The main challenge with DIAGHO, a SaaS (Software-as-a-Service) platform based on the Red Hat OpenShift container platform, was its containerised architecture, which at the time was a relatively new technology to the teams from Nantes.

“Containerisation involves packaging software applications together with their system libraries and dependencies into a single, lightweight executable known as a container, which operates consistently on any architecture,” explains Christophe Fogel, Senior Business Developer (Healthcare) at Axians, the VINCI Energies ICT brand. “This means developers can create and roll out applications more quickly and with total security in any environment, whatever the operating system.”

Openness, portability, scalability and ease of use are the trademarks of DIAGHO, in a non-prescriptive, platform-independent solution that allows each laboratory, including new entrants, to apply it alongside their own methods. The platform has been designed to facilitate the continued addition of new user establishments, along with ever-increasing quantities of data.

“Through skills transfer, we will enable the teams in Nantes and Rennes to gain experience and become autonomous,” adds Christophe Fogel.

Focus on western France

As the cornerstone of innovation in bioinformatics and healthcare innovation, initially at interregional level, the DIAGHO platform will facilitate access to NGS techniques for all hospitals in western France.

The aims are to reduce diagnostic errors for patients with rare conditions, empower biologists to access volumes of data that as yet remain untapped at local level, refine therapeutic strategies, improve knowledge sharing, standardise tools and practices, and cut costs. The project also consolidates western France’s position in a national genetic medicine ecosystem.
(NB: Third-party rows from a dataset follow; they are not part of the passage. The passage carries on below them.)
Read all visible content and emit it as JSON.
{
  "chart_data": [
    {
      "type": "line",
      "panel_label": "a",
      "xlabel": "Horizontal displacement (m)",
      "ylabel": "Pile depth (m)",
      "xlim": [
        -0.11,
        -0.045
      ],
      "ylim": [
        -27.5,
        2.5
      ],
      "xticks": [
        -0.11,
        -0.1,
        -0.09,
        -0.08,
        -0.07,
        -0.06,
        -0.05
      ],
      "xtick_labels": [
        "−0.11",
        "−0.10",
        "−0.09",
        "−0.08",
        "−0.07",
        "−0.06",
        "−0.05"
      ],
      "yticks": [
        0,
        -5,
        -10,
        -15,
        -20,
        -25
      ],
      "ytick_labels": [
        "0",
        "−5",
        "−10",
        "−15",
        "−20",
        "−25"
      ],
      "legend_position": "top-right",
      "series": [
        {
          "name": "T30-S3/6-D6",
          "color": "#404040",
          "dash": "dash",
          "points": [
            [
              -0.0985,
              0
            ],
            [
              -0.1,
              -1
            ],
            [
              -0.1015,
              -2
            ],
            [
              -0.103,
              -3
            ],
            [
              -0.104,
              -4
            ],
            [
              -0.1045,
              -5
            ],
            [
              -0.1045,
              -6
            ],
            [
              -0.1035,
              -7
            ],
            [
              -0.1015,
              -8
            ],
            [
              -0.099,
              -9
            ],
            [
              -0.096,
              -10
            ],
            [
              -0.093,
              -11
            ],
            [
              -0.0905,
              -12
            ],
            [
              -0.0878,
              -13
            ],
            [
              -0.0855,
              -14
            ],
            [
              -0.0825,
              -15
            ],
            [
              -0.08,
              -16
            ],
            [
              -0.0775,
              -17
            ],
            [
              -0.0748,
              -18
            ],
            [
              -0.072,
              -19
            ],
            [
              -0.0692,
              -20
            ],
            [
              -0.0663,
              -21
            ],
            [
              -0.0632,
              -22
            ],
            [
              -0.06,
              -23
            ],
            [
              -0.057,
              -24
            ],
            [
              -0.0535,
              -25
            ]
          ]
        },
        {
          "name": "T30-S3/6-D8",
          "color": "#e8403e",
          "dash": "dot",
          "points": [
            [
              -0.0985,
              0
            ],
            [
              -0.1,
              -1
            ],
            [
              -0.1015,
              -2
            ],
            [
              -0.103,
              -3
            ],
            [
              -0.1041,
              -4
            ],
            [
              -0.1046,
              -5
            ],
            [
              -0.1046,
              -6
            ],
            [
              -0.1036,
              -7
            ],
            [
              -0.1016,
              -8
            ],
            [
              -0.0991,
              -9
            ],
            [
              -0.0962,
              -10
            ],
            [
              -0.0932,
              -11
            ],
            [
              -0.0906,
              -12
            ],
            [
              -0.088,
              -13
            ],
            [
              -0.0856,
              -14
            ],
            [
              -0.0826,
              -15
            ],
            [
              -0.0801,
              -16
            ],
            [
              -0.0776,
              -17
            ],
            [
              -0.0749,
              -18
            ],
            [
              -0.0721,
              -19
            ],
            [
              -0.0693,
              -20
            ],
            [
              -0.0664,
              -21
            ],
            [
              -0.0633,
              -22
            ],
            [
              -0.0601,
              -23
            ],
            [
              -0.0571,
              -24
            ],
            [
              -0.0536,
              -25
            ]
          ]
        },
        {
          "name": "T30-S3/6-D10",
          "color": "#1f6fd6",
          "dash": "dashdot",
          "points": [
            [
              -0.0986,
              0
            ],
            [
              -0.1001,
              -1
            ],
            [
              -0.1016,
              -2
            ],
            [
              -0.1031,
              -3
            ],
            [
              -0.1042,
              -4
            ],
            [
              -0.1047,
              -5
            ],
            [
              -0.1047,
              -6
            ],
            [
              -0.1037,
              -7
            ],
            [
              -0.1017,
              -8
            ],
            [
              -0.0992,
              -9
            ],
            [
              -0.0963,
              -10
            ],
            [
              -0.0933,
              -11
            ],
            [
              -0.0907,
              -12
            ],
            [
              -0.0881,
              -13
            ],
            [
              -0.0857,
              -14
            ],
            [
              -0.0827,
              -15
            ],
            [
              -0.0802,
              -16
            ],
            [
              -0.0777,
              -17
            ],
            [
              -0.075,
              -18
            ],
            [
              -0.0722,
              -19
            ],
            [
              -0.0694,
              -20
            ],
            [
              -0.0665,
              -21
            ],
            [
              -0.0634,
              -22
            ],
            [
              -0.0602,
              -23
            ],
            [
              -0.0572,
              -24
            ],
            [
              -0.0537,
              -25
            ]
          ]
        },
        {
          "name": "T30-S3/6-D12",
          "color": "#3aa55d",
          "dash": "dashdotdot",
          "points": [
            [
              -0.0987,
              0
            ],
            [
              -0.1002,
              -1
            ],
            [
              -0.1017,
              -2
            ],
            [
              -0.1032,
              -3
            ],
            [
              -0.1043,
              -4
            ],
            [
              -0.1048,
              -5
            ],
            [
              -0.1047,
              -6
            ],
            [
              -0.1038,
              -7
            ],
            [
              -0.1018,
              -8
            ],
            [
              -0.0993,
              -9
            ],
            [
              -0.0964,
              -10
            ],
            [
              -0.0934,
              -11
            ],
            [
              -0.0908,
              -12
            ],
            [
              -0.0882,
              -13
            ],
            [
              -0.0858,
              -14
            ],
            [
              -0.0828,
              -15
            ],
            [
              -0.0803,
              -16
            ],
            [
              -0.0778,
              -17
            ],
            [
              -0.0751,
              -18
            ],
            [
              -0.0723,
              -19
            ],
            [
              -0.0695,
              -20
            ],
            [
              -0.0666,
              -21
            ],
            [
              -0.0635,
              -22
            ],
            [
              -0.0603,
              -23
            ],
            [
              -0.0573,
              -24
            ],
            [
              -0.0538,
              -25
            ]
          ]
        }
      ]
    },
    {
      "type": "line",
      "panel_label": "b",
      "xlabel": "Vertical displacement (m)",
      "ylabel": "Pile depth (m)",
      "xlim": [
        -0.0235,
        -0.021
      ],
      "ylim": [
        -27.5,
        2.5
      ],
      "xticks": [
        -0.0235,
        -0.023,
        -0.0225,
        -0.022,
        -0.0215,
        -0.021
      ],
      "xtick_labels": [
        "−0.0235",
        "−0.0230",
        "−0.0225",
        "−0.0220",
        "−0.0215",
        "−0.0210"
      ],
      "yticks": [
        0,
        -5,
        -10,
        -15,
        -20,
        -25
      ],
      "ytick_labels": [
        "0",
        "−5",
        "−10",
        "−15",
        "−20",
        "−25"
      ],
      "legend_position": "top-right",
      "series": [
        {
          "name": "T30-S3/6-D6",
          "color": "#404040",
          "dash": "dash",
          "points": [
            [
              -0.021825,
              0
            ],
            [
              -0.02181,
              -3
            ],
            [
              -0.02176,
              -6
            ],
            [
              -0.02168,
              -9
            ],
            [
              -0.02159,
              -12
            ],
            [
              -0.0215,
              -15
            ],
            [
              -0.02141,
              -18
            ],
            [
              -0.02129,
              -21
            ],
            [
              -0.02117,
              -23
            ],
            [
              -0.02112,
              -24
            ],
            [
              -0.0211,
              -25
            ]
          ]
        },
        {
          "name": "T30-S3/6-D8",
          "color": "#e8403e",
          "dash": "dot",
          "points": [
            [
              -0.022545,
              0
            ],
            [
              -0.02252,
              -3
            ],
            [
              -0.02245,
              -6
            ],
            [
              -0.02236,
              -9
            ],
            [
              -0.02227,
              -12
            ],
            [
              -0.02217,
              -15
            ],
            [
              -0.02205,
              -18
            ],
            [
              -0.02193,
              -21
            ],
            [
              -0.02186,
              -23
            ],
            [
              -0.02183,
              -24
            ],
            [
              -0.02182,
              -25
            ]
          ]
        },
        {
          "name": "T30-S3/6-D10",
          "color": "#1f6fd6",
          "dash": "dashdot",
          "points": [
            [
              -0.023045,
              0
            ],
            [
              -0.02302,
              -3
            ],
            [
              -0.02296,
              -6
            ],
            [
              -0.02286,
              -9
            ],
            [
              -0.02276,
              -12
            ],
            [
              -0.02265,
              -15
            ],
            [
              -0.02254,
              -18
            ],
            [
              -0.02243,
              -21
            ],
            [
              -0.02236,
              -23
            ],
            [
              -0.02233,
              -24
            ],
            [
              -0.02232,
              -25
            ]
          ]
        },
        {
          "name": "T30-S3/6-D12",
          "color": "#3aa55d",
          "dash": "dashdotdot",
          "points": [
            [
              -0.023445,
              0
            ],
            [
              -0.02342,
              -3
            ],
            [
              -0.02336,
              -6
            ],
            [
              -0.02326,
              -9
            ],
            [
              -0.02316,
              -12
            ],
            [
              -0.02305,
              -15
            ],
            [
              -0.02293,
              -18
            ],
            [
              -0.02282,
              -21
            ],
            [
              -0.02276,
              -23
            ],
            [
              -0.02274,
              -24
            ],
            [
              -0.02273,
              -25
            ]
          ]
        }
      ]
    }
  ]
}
Genomics: 10 years of progress

Since the launch of the French Genomic Medicine 2025 plan in 2016, sequencing labs have received around 35,000 requests; 21,000 patients with one of 7,000 recorded rare conditions or a genetic predisposition to cancer have each been sent a report. Sequencing analysis led to a diagnosis for 30% of these, often after years of uncertainty. Over the same period, around 5,500 cancer patients received a genome sequencing result, which for 89% of them, identified a cancer-related gene variant with associated treatment options available.